The Medications Patent Pool (MPP) is a United Nations-backed public health organization dedicated to improving access to life-saving medicines and facilitating their development in low- and middle-income countries. MPP collaborates with civil society, governments, international organizations, industry, patient groups, and other stakeholders to prioritize and licence needed medicines, as well as pool intellectual property to encourage generic manufacturing and the development of new formulations, through its innovative business model.MPP has agreements in place with 13 patent holders for 13 HIV antiretrovirals, one HIV technology platform, three hepatitis C direct-acting antivirals, a tuberculosis treatment, two long-acting technologies, two experimental COVID-19 oral antiviral treatments, and a COVID-19 serological antibody diagnostic test.

Licensing Agreements

By lowering prices, boosting supplies, or increasing capacity, the Medicines Patent Pool's licence agreements aim to help enhance access to safe, effective, and affordable vital medicines in low- and middle-income countries. MPP is a non-profit voluntary licencing method that facilitates access and promotes innovation by forming agreements between originator pharmaceutical firms and generic producers. Before patent expiration, the patent pool negotiated the majority of the licencing deals with pharmaceutical companies that allowed for competitive generic antiretroviral manufacturing in low- and middle-income nations. These licences have also aided the development of new formulations, such as fixed-dose combos and paediatric formulations, which are particularly important in resource-constrained settings. According to a biannual review conducted by a major auditing firm, the patent pool's generic partners have dispersed 22 million patient-years of treatment, resulting in global savings of 1.06 billion United States dollars (US$). The Lancet Commission on Critical Medicines Policies, the WHO, and other stakeholders urged for the patent pool's mandate to be expanded to include a larger variety of patented essential medicines in 2016.

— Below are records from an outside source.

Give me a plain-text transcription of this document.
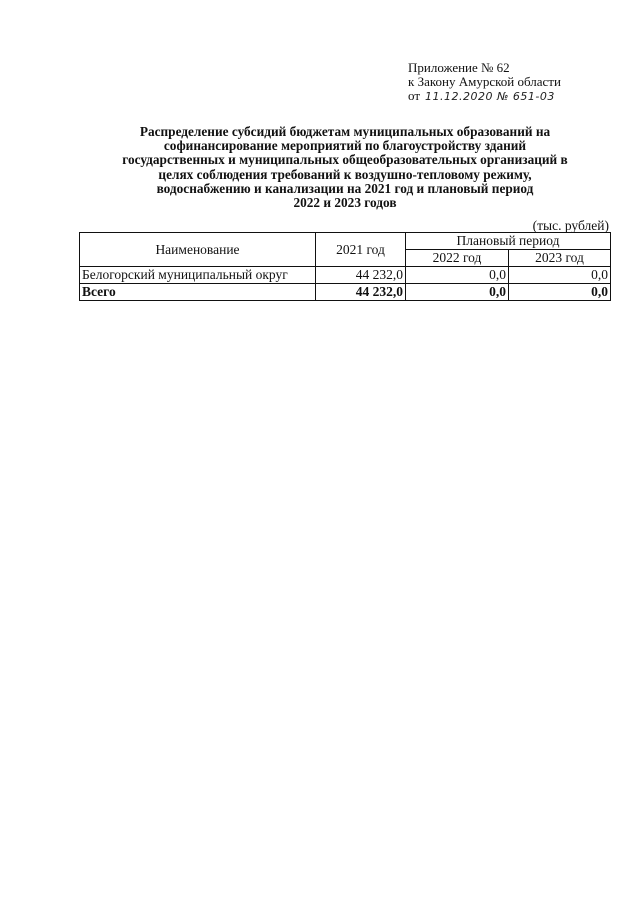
Приложение № 62
к Закону Амурской области
от 11.12.2020 № 651-03
Распределение субсидий бюджетам муниципальных образований на
софинансирование мероприятий по благоустройству зданий
государственных и муниципальных общеобразовательных организаций в
целях соблюдения требований к воздушно-тепловому режиму,
водоснабжению и канализации на 2021 год и плановый период
2022 и 2023 годов
(тыс. рублей)
Наименование	2021 год	Плановый период	
		2022 год	2023 год
Белогорский муниципальный округ	44 232,0	0,0	0,0
Всего	44 232,0	0,0	0,0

Role of Intellectual Property rights in enabling these licensing agreements

Owning the intellectual property rights to a product or therapy motivates businesses to invest in the research and development and other costs required to develop health solutions. In many situations, new goods in the health industry require years to develop and test before reaching the market.

The COVID-19 pandemic accelerated this process, which included significant public investments as well as those made by the pharmaceutical sector and others in some circumstances. MSD's molnupiravir repurposing and Pfizer's discovery of PF-07321332 were both made possible by the IP system's incentives. The international community is now aiming for universal access, as a rising number of COVID-19 vaccinations and other goods become available. This is where organizations like the Medicines Patent Pool and others come in to help IP-owning companies connect with local partners that can help them scale up manufacturing and distribution of medical technology. The Medicines Patent Pool is an initiative that brings together interested parties to support pharmaceutical companies' voluntary licencing policies.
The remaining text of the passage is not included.